The world wide web (or “web”) has seen a rapid explosion of information in the past few years. The rapid growth and dynamic nature of the web makes it important to be able to perform resource discovery effectively off the web. Consequently, several new techniques have been proposed in recent years. Among them, a key idea is focused on “crawling” which is a resource discovery technique allowing large relevant portions of the world wide web to be quickly searched without having to explore all web pages.
A “crawler” is a software program which can perform large scale collection of web pages from the world wide web by fetching web pages in a structured fashion. A crawler functions by first starting at a given web page; transferring it from a remote server using, for example, HTTP (HyperText Transfer Protocol); then analyzing the links inside the file and transferring those documents recursively.

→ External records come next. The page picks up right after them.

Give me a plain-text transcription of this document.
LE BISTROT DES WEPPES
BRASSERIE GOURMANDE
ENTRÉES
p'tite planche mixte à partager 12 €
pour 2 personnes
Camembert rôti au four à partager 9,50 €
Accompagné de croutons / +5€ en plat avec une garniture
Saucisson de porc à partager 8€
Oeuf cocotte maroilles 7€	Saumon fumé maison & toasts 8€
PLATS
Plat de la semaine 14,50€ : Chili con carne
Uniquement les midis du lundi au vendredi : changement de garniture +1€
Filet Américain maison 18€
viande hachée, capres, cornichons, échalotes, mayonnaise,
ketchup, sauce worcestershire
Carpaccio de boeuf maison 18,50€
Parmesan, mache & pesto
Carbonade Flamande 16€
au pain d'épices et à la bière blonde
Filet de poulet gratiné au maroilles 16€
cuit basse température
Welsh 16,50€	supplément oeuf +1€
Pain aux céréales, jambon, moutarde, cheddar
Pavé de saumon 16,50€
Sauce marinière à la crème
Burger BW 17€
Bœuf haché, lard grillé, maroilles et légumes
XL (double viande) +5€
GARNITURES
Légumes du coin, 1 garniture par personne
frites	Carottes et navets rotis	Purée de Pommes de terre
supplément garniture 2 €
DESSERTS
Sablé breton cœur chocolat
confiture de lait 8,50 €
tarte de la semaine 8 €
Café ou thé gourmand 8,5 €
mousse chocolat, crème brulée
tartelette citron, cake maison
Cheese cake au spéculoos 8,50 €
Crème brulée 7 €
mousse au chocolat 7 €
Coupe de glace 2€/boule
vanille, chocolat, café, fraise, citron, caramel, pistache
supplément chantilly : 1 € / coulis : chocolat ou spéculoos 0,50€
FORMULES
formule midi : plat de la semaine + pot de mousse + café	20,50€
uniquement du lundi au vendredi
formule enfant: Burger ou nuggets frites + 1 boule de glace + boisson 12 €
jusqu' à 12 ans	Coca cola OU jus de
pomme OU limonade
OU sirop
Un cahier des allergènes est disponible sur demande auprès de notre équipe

This invention addresses the problem of intelligent resource discovery on the world wide web. In recent years, the problem of performing effective resource discovery by focused crawling and searching has received considerable attention, see, e.g., S. Chakrabarti et al., “Focused Crawling: A new approach to topic-specific resource discovery,” Computer Networks, 31:1623-1640, 1999; and S. Chakrabarti et al., “Distributed Hypertext Resource Discovery Through Examples,” VLDB Conference, pp. 375-386, 1999. One approach on focused crawling proposes the discovery of resources by using the simple model that pages linking from a particular topic are likely to point to the same topic. Thus, the crawler is forced to stay focused on specific topics while performing the resource discovery on the web. The idea of the focused crawler as proposed in the above-referenced S. Chakrabarti et al. article, “Focused Crawling: A new approach to topic-specific resource discovery,” is to only recover a small percentage of the documents on the world wide web which are topic specific.

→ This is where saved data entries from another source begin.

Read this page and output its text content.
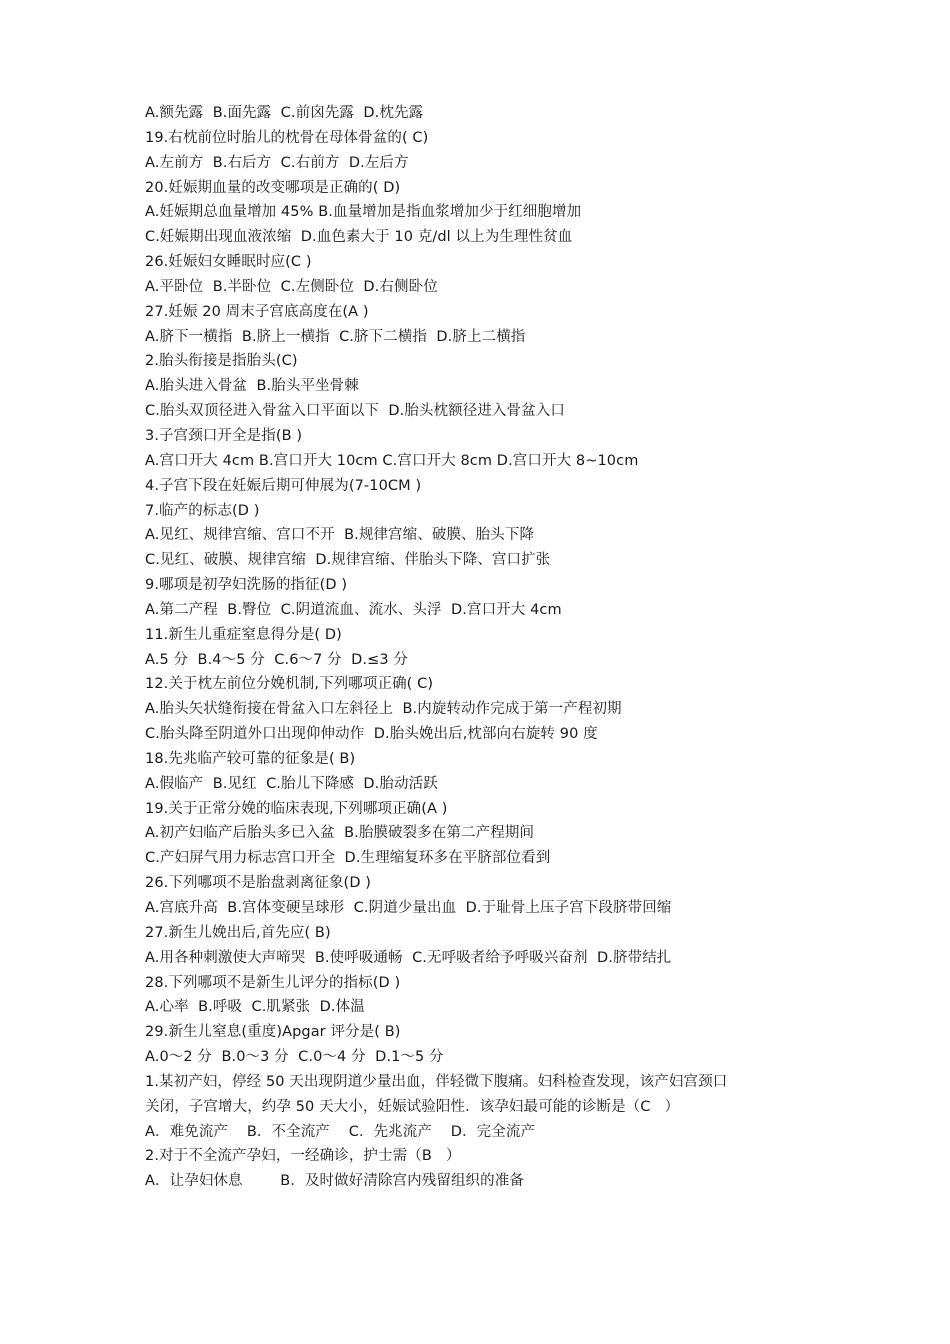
A.额先露  B.面先露  C.前囟先露  D.枕先露
19.右枕前位时胎儿的枕骨在母体骨盆的( C)
A.左前方  B.右后方  C.右前方  D.左后方
20.妊娠期血量的改变哪项是正确的( D)
A.妊娠期总血量增加 45% B.血量增加是指血浆增加少于红细胞增加
C.妊娠期出现血液浓缩  D.血色素大于 10 克/dl 以上为生理性贫血
26.妊娠妇女睡眠时应(C )
A.平卧位  B.半卧位  C.左侧卧位  D.右侧卧位
27.妊娠 20 周末子宫底高度在(A )
A.脐下一横指  B.脐上一横指  C.脐下二横指  D.脐上二横指
2.胎头衔接是指胎头(C)
A.胎头进入骨盆  B.胎头平坐骨棘
C.胎头双顶径进入骨盆入口平面以下  D.胎头枕额径进入骨盆入口
3.子宫颈口开全是指(B )
A.宫口开大 4cm B.宫口开大 10cm C.宫口开大 8cm D.宫口开大 8~10cm
4.子宫下段在妊娠后期可伸展为(7-10CM )
7.临产的标志(D )
A.见红、规律宫缩、宫口不开  B.规律宫缩、破膜、胎头下降
C.见红、破膜、规律宫缩  D.规律宫缩、伴胎头下降、宫口扩张
9.哪项是初孕妇洗肠的指征(D )
A.第二产程  B.臀位  C.阴道流血、流水、头浮  D.宫口开大 4cm
11.新生儿重症窒息得分是( D)
A.5 分  B.4～5 分  C.6～7 分  D.≤3 分
12.关于枕左前位分娩机制,下列哪项正确( C)
A.胎头矢状缝衔接在骨盆入口左斜径上  B.内旋转动作完成于第一产程初期
C.胎头降至阴道外口出现仰伸动作  D.胎头娩出后,枕部向右旋转 90 度
18.先兆临产较可靠的征象是( B)
A.假临产  B.见红  C.胎儿下降感  D.胎动活跃
19.关于正常分娩的临床表现,下列哪项正确(A )
A.初产妇临产后胎头多已入盆  B.胎膜破裂多在第二产程期间
C.产妇屏气用力标志宫口开全  D.生理缩复环多在平脐部位看到
26.下列哪项不是胎盘剥离征象(D )
A.宫底升高  B.宫体变硬呈球形  C.阴道少量出血  D.于耻骨上压子宫下段脐带回缩
27.新生儿娩出后,首先应( B)
A.用各种刺激使大声啼哭  B.使呼吸通畅  C.无呼吸者给予呼吸兴奋剂  D.脐带结扎
28.下列哪项不是新生儿评分的指标(D )
A.心率  B.呼吸  C.肌紧张  D.体温
29.新生儿窒息(重度)Apgar 评分是( B)
A.0～2 分  B.0～3 分  C.0～4 分  D.1～5 分
1.某初产妇，停经 50 天出现阴道少量出血，伴轻微下腹痛。妇科检查发现，该产妇宫颈口
关闭，子宫增大，约孕 50 天大小，妊娠试验阳性．该孕妇最可能的诊断是（C   ）
A．难免流产    B．不全流产    C．先兆流产    D．完全流产
2.对于不全流产孕妇，一经确诊，护士需（B   ）
A．让孕妇休息        B．及时做好清除宫内残留组织的准备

Furthermore, the crawler may be used only in the context of a hypertext classifier (pre-trained with some data; which also requires resource discovery). Provision of such trained hierarchical classifiers which are well representative of the web resource structure is not always possible from a practical perspective. The crawling technique is highly sensitive to the nature and specificity of the classes in the hypertext classifier, and the quality of the hierarchy used. If the classes are too specific, the crawler stalls; if the classes are too broad, the crawler diffuses away. Often, administrator guidance is needed in order to prevent such difficulties. The intelligence and quality of crawling may be hidden in the nature of the initial hierarchical trained classes provided, and the skill of the administrator in a process which may require hours. Furthermore, users are often likely to want to provide arbitrary predicates in order to perform resource discovery. These arbitrary predicates could be simple keywords (as in search engines where pre-crawled data is stored); topical searches using hypertext classifiers (as in focused crawling); document similarity queries; topical linkage queries; or any combination of the above. The only restriction is that the predicate should be efficiently computable.
The focused crawling approach is a somewhat simple model where it is assumed that the web has a specific a linkage structure in which pages on a specific topic are likely to link to the same topic. Considerable input is required from the system in terms of training data, classification hierarchy, starting points and administrator support. This may not always be possible in many systems.